После того как Маркелова перевели в палату, он позвонил, велел сыну откидать от амбара и гаража снег, помогать матери ухаживать за скотиной. С женой не разговаривал, кидал трубку. Та не могла понять, в чём причина. В день выписки он, бледный и похудевший, доехал до дома на попутной, и два дня скрипел, изводя её упрёками и обидами, – почему ни разу не приехала? Та слушала молча, потом ударилась в истерику. Только тогда всё начало оттаивать.
На сына Клава разозлилась ещё свирепее, чем папа. Когда отец выгнал Серёжу из дома, она не смягчила этот удар, не всполошилась за сына, а, наоборот, добавила:
– Пусть приютят тебя те, ради кого ты разгрохал машину! – Хоть и говорят, сердце женское, что весенний снег, но уж если баба озлобится, она страшнее самого жестокого мужчины.
Две ночи сын не ночевал дома, на уроки не ходил. И никто его не видел. Об этом Клавдии Романовне сказали ребята, когда она подошла к ним расспросить о Сергее. Та «полетела» домой к хозяину с сообщением, что пропал «наш мальчик». Шла и в смятении думала, если что-то случится с Серёжей, она не будет есть сорок дней и уйдёт следом в могилу. Оказывается дурных, непутёвых детей ещё жальче.
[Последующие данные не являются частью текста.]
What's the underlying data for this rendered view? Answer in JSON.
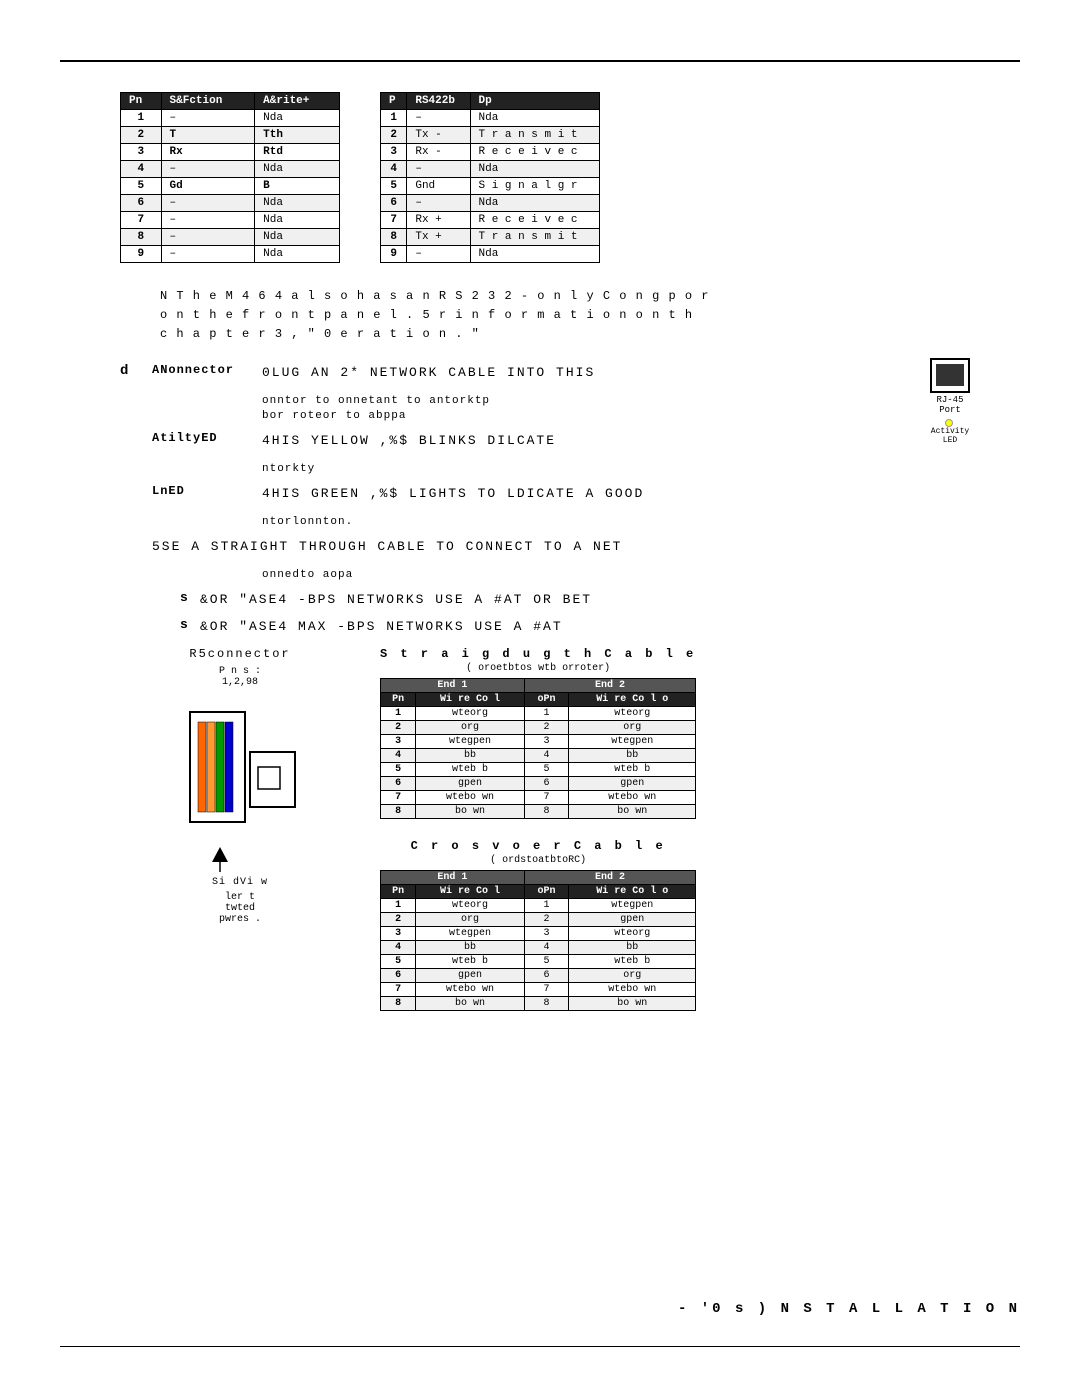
{
  "page": {
    "footer_text": "- '0   s ) N S T A L L A T I O N"
  },
  "table_left": {
    "title": "Pin",
    "col1": "S&Fction",
    "col2": "A&rite+",
    "rows": [
      {
        "pin": "1",
        "func": "–",
        "desc": "Nda"
      },
      {
        "pin": "2",
        "func": "T",
        "desc": "Tth"
      },
      {
        "pin": "3",
        "func": "Rx",
        "desc": "Rtd"
      },
      {
        "pin": "4",
        "func": "–",
        "desc": "Nda"
      },
      {
        "pin": "5",
        "func": "Gd",
        "desc": "B"
      },
      {
        "pin": "6",
        "func": "–",
        "desc": "Nda"
      },
      {
        "pin": "7",
        "func": "–",
        "desc": "Nda"
      },
      {
        "pin": "8",
        "func": "–",
        "desc": "Nda"
      },
      {
        "pin": "9",
        "func": "–",
        "desc": "Nda"
      }
    ]
  },
  "table_right": {
    "col0": "P",
    "col1": "RS422b",
    "col2": "Dp",
    "rows": [
      {
        "pin": "1",
        "func": "–",
        "desc": "Nda"
      },
      {
        "pin": "2",
        "func": "Tx-",
        "desc": "Transmit"
      },
      {
        "pin": "3",
        "func": "Rx-",
        "desc": "Receive c"
      },
      {
        "pin": "4",
        "func": "–",
        "desc": "Nda"
      },
      {
        "pin": "5",
        "func": "Gnd",
        "desc": "Signal gr"
      },
      {
        "pin": "6",
        "func": "–",
        "desc": "Nda"
      },
      {
        "pin": "7",
        "func": "Rx+",
        "desc": "Receive c"
      },
      {
        "pin": "8",
        "func": "Tx+",
        "desc": "Transmit"
      },
      {
        "pin": "9",
        "func": "–",
        "desc": "Nda"
      }
    ]
  },
  "note": {
    "line1": "N   T h e   M 4 6 4   a l s o   h a s   a n   R S 2 3 2 - o n l y   C o n g   p o r",
    "line2": "o n   t h e   f r o n t   p a n e l .   5 r   i n f o r m a t i o n   o n   t h",
    "line3": "c h a p t e r   3 ,   \" 0 e r a t i o n . \""
  },
  "steps": {
    "step_d": {
      "letter": "d",
      "label": "ANonnector",
      "text": "0LUG AN 2*   NETWORK CABLE INTO THIS",
      "sub1": "onntor to onnetant to antorktp",
      "sub2": "bor roteor to abppa"
    },
    "step_activity": {
      "label": "AtiltyED",
      "text": "4HIS YELLOW ,%$ BLINKS  DILCATE",
      "sub": "ntorkty"
    },
    "step_link": {
      "label": "LnED",
      "text": "4HIS GREEN ,%$ LIGHTS TO LDICATE A GOOD",
      "sub": "ntorlonnton."
    },
    "step_use": {
      "text": "5SE A STRAIGHT THROUGH CABLE TO CONNECT TO A NET",
      "sub": "onnedto aopa"
    },
    "bullet1": {
      "letter": "s",
      "text": "&OR \"ASE4  -BPS NETWORKS USE A #AT OR BET"
    },
    "bullet2": {
      "letter": "s",
      "text": "&OR \"ASE4 MAX  -BPS NETWORKS USE A #AT"
    }
  },
  "rj45": {
    "label": "RJ-45",
    "sublabel": "Port",
    "led_label": "Activity",
    "led2_label": "LED"
  },
  "straight_cable": {
    "title": "S t r a i g d u g t h C a b l e",
    "subtitle": "( oroetbtos      wtb      orroter)",
    "end1_header": "End 1",
    "end2_header": "End 2",
    "col_pin": "Pn",
    "col_wire": "Wi re Col",
    "rows": [
      {
        "pn1": "1",
        "wire1": "wteorg",
        "pn2": "1",
        "wire2": "wteorg"
      },
      {
        "pn1": "2",
        "wire1": "org",
        "pn2": "2",
        "wire2": "org"
      },
      {
        "pn1": "3",
        "wire1": "wtegpen",
        "pn2": "3",
        "wire2": "wtegpen"
      },
      {
        "pn1": "4",
        "wire1": "bb",
        "pn2": "4",
        "wire2": "bb"
      },
      {
        "pn1": "5",
        "wire1": "wteb b",
        "pn2": "5",
        "wire2": "wteb b"
      },
      {
        "pn1": "6",
        "wire1": "gpen",
        "pn2": "6",
        "wire2": "gpen"
      },
      {
        "pn1": "7",
        "wire1": "wtebo  wn",
        "pn2": "7",
        "wire2": "wtebo  wn"
      },
      {
        "pn1": "8",
        "wire1": "bo wn",
        "pn2": "8",
        "wire2": "bo wn"
      }
    ]
  },
  "crossover_cable": {
    "title": "C r o  s v o e r   C a b l e",
    "subtitle": "( ordstoatbtoRC)",
    "end1_header": "End 1",
    "end2_header": "End 2",
    "col_pin": "Pn",
    "col_wire": "Wi re Col",
    "rows": [
      {
        "pn1": "1",
        "wire1": "wteorg",
        "pn2": "1",
        "wire2": "wtegpen"
      },
      {
        "pn1": "2",
        "wire1": "org",
        "pn2": "2",
        "wire2": "gpen"
      },
      {
        "pn1": "3",
        "wire1": "wtegpen",
        "pn2": "3",
        "wire2": "wteorg"
      },
      {
        "pn1": "4",
        "wire1": "bb",
        "pn2": "4",
        "wire2": "bb"
      },
      {
        "pn1": "5",
        "wire1": "wteb b",
        "pn2": "5",
        "wire2": "wteb b"
      },
      {
        "pn1": "6",
        "wire1": "gpen",
        "pn2": "6",
        "wire2": "org"
      },
      {
        "pn1": "7",
        "wire1": "wtebo  wn",
        "pn2": "7",
        "wire2": "wtebo  wn"
      },
      {
        "pn1": "8",
        "wire1": "bo wn",
        "pn2": "8",
        "wire2": "bo wn"
      }
    ]
  },
  "connector_diagram": {
    "label": "R5connector",
    "pins_label": "Pns:",
    "pins_range": "1,2,98",
    "side_view": "Si dVi w",
    "arrow_label": "ler  t\ntwted\npwres   ."
  },
  "wire_colors": [
    "#ff6600",
    "#ff9933",
    "#006600",
    "#000099",
    "#0000ff",
    "#009900",
    "#996633",
    "#663300"
  ]
}
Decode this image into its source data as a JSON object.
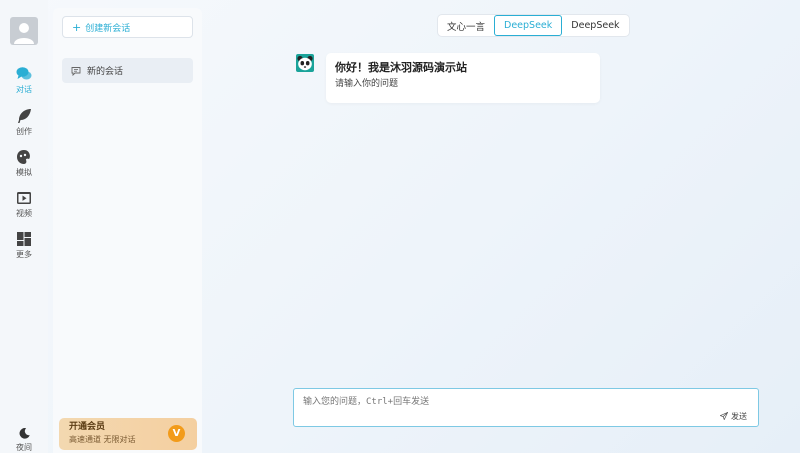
{
  "nav": {
    "items": [
      {
        "id": "chat",
        "label": "对话",
        "icon": "chat-bubbles-icon",
        "active": true
      },
      {
        "id": "create",
        "label": "创作",
        "icon": "feather-icon",
        "active": false
      },
      {
        "id": "simulate",
        "label": "模拟",
        "icon": "mask-icon",
        "active": false
      },
      {
        "id": "video",
        "label": "视频",
        "icon": "video-play-icon",
        "active": false
      },
      {
        "id": "more",
        "label": "更多",
        "icon": "grid-icon",
        "active": false
      }
    ],
    "night_label": "夜间",
    "accent": "#2aaed4"
  },
  "sidebar": {
    "new_chat_label": "创建新会话",
    "sessions": [
      {
        "title": "新的会话"
      }
    ],
    "vip": {
      "title": "开通会员",
      "subtitle": "高速通道 无限对话",
      "badge": "V"
    }
  },
  "model_tabs": [
    {
      "label": "文心一言",
      "active": false
    },
    {
      "label": "DeepSeek",
      "active": true
    },
    {
      "label": "DeepSeek",
      "active": false
    }
  ],
  "messages": [
    {
      "role": "assistant",
      "title": "你好！我是沐羽源码演示站",
      "text": "请输入你的问题"
    }
  ],
  "composer": {
    "placeholder": "输入您的问题，Ctrl+回车发送",
    "value": "",
    "send_label": "发送"
  }
}
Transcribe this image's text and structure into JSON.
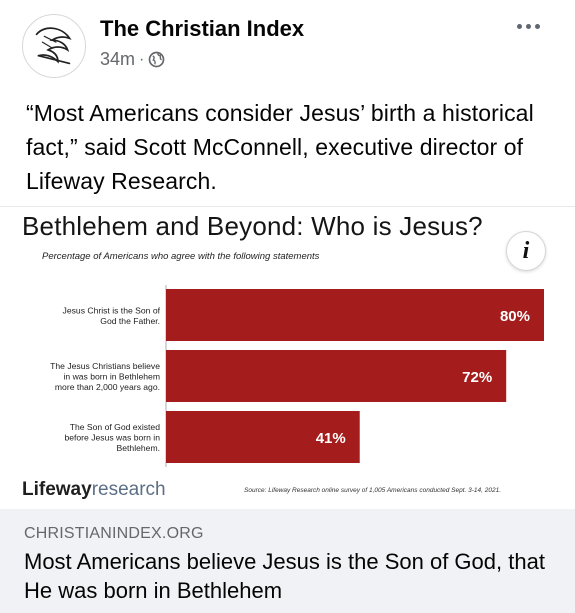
{
  "post": {
    "page_name": "The Christian Index",
    "time_ago": "34m",
    "separator": "·",
    "audience_icon": "globe-icon",
    "more_icon": "more-options-icon",
    "text": "“Most Americans consider Jesus’ birth a historical fact,” said Scott McConnell, executive director of Lifeway Research."
  },
  "chart": {
    "title": "Bethlehem and Beyond: Who is Jesus?",
    "subtitle": "Percentage of Americans who agree with the following statements",
    "info_icon": "i",
    "logo_bold": "Lifeway",
    "logo_light": "research",
    "source": "Source: Lifeway Research online survey of 1,005 Americans conducted Sept. 3-14, 2021."
  },
  "chart_data": {
    "type": "bar",
    "orientation": "horizontal",
    "categories": [
      [
        "Jesus Christ is the Son of",
        "God the Father."
      ],
      [
        "The Jesus Christians believe",
        "in was born in Bethlehem",
        "more than 2,000 years ago."
      ],
      [
        "The Son of God existed",
        "before Jesus was born in",
        "Bethlehem."
      ]
    ],
    "values": [
      80,
      72,
      41
    ],
    "value_labels": [
      "80%",
      "72%",
      "41%"
    ],
    "xlim": [
      0,
      80
    ],
    "grid": false,
    "bar_color": "#a51c1c"
  },
  "link": {
    "domain": "CHRISTIANINDEX.ORG",
    "headline": "Most Americans believe Jesus is the Son of God, that He was born in Bethlehem"
  }
}
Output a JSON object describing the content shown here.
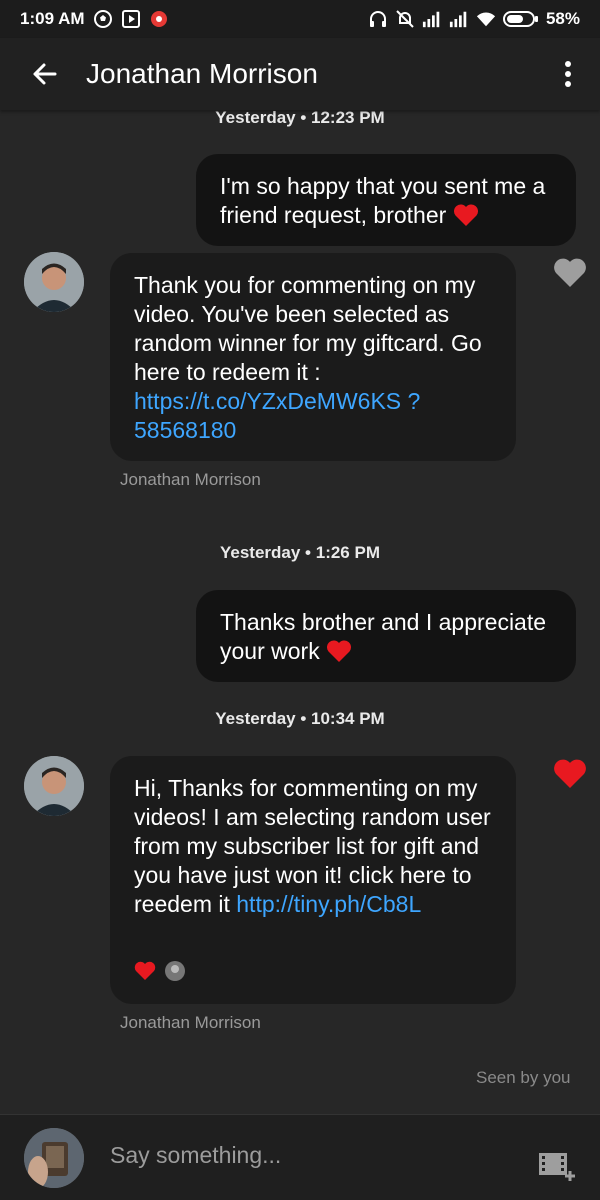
{
  "status": {
    "time": "1:09 AM",
    "battery": "58%",
    "icons": [
      "soccer-ball-icon",
      "play-store-icon",
      "record-icon",
      "headphones-icon",
      "muted-bell-icon",
      "signal-icon",
      "signal-icon",
      "wifi-icon",
      "battery-icon"
    ]
  },
  "header": {
    "title": "Jonathan Morrison",
    "back_icon": "back-arrow-icon",
    "menu_icon": "more-vert-icon"
  },
  "messages": [
    {
      "timestamp": "Yesterday • 12:23 PM"
    },
    {
      "from": "me",
      "text": "I'm so happy that you sent me a friend request, brother",
      "emoji": "❤️"
    },
    {
      "from": "Jonathan Morrison",
      "text": "Thank you for commenting on my video. You've been selected as random winner for my giftcard. Go here to redeem it :",
      "link": "https://t.co/YZxDeMW6KS ?58568180",
      "liked": false
    },
    {
      "timestamp": "Yesterday • 1:26 PM"
    },
    {
      "from": "me",
      "text": "Thanks brother and I appreciate your work",
      "emoji": "❤️"
    },
    {
      "timestamp": "Yesterday • 10:34 PM"
    },
    {
      "from": "Jonathan Morrison",
      "text": "Hi, Thanks for commenting on my videos! I am selecting random user from my subscriber list for gift and you have just won it! click here to reedem it",
      "link": "http://tiny.ph/Cb8L",
      "liked": true
    }
  ],
  "sender_name": "Jonathan Morrison",
  "seen": "Seen by you",
  "composer": {
    "placeholder": "Say something..."
  },
  "colors": {
    "accent_link": "#3ea6ff",
    "heart": "#e81920"
  }
}
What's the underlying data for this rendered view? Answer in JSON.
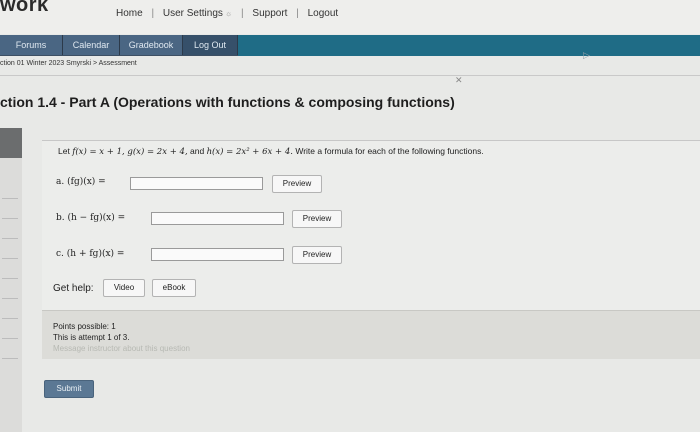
{
  "brand": "work",
  "top_nav": {
    "home": "Home",
    "user_settings": "User Settings",
    "support": "Support",
    "logout": "Logout",
    "separator": "|"
  },
  "tabs": [
    {
      "label": "Forums"
    },
    {
      "label": "Calendar"
    },
    {
      "label": "Gradebook"
    },
    {
      "label": "Log Out"
    }
  ],
  "breadcrumb": "ction 01 Winter 2023 Smyrski > Assessment",
  "page_title": "ction 1.4 - Part A (Operations with functions & composing functions)",
  "question": {
    "prompt_prefix": "Let ",
    "prompt_math": "f(x) = x + 1, g(x) = 2x + 4,",
    "prompt_mid": " and ",
    "prompt_math2": "h(x) = 2x² + 6x + 4.",
    "prompt_suffix": " Write a formula for each of the following functions.",
    "parts": [
      {
        "label": "a.",
        "expr": "(fg)(x) ="
      },
      {
        "label": "b.",
        "expr": "(h − fg)(x) ="
      },
      {
        "label": "c.",
        "expr": "(h + fg)(x) ="
      }
    ],
    "preview_label": "Preview",
    "get_help": "Get help:",
    "video_label": "Video",
    "ebook_label": "eBook"
  },
  "info": {
    "points": "Points possible: 1",
    "attempt": "This is attempt 1 of 3.",
    "message": "Message instructor about this question"
  },
  "submit_label": "Submit"
}
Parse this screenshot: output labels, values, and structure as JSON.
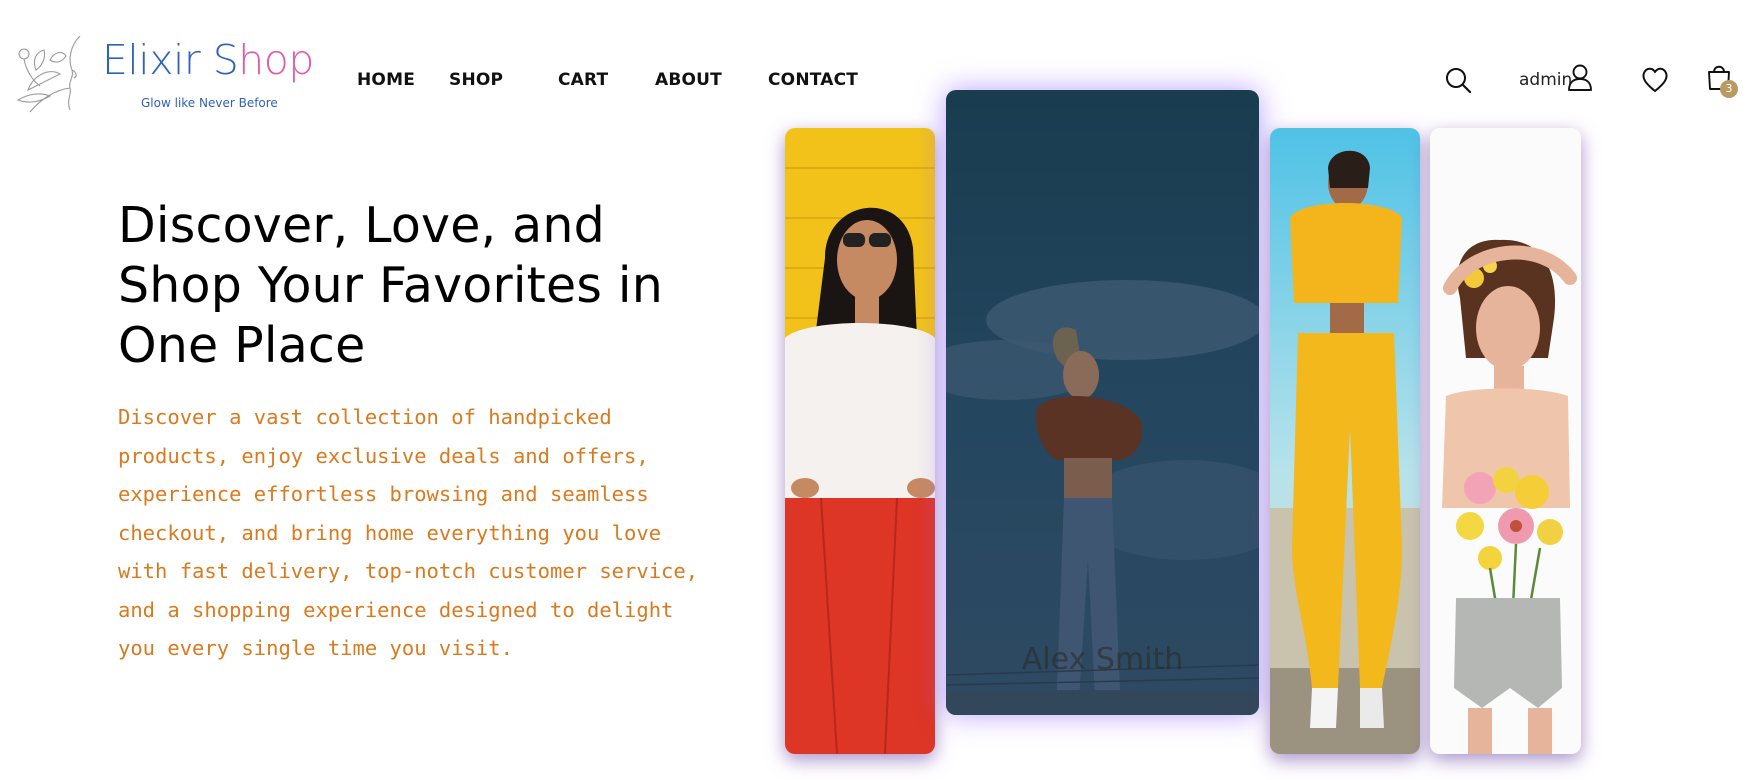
{
  "brand": {
    "name_part1": "Elixir S",
    "name_part2": "hop",
    "tagline": "Glow like Never Before"
  },
  "nav": {
    "items": [
      "HOME",
      "SHOP",
      "CART",
      "ABOUT",
      "CONTACT"
    ]
  },
  "header": {
    "icons": [
      "search-icon",
      "user-icon",
      "heart-icon",
      "shopping-bag-icon"
    ],
    "admin_label": "admin",
    "cart_count": "3"
  },
  "hero": {
    "title": "Discover, Love, and Shop Your Favorites in One Place",
    "description": "Discover a vast collection of handpicked products, enjoy exclusive deals and offers, experience effortless browsing and seamless checkout, and bring home everything you love with fast delivery, top-notch customer service, and a shopping experience designed to delight you every single time you visit."
  },
  "gallery": {
    "featured_caption": "Alex Smith"
  },
  "colors": {
    "brand_blue": "#2f63b8",
    "brand_pink": "#e25aa8",
    "description_orange": "#d97a1e",
    "badge_gold": "#b89a62"
  }
}
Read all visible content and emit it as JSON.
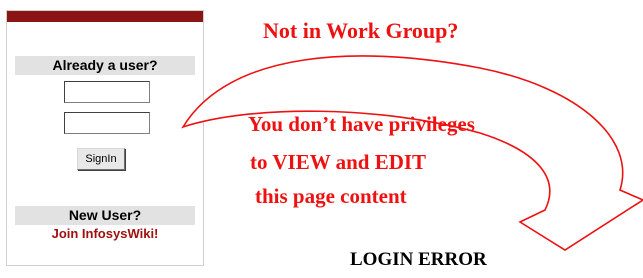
{
  "login_panel": {
    "existing_user_heading": "Already a user?",
    "username_value": "",
    "password_value": "",
    "signin_label": "SignIn",
    "new_user_heading": "New User?",
    "join_link_label": "Join InfosysWiki!"
  },
  "message": {
    "heading": "Not in Work Group?",
    "line1": "You don’t have privileges",
    "line2": "to VIEW and EDIT",
    "line3": "this page content"
  },
  "error_label": "LOGIN ERROR",
  "colors": {
    "panel_bar": "#8b1414",
    "message_text": "#ee1111",
    "arrow_outline": "#ee1111",
    "arrow_fill": "#ffffff",
    "join_link": "#a01010"
  },
  "icons": {
    "arrow": "curved-arrow-icon"
  }
}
– Никуда твой дурак не денется! – мрачно успокоил её муж. Немного помолчав, добавил: – Спал где-нибудь в сарае или на веранде – теперь, видимо, лазит в бригаде.
Клава пошла к соседям, узнала, что вечером Сергей почти до часа ночи играл у них в шахматы, потом попросился ночевать, на что ему отказали, не желая связываться с взрывным, неуравновешенным Маркеловым, посоветовали идти ночевать на ферму.
Сергей явился к матери лишь на третий день, на урок литературы в восьмом классе. Под глазами тёмные круги, лицо измученное, весь помятый, ноги без носков, в калошах, грязные и мокрые. Настоящий бомж. Сердце Клавы перевернулось от жалости. После урока она велела сыну идти домой, но тот отказался. Потом переломил себя, выскочил на крыльцо вслед за ней, жалобно крикнул, чтобы она подождала его. Пришли домой, есть не стал, слёг. Температура 38 градусов, потом стала подниматься выше. Несколько раз мать принималась натирать его, раздетого, камфарным спиртом. Температура падала не более чем на два деления, но опять росла. Вскоре она подскочила до 40. Клава испугалась, позвонила медсестре. Та пришла, сделала «тройчатку» и велела везти в районную больницу, иначе могут начаться судороги. Клава совсем упала духом. Только один приехал, второй собрался.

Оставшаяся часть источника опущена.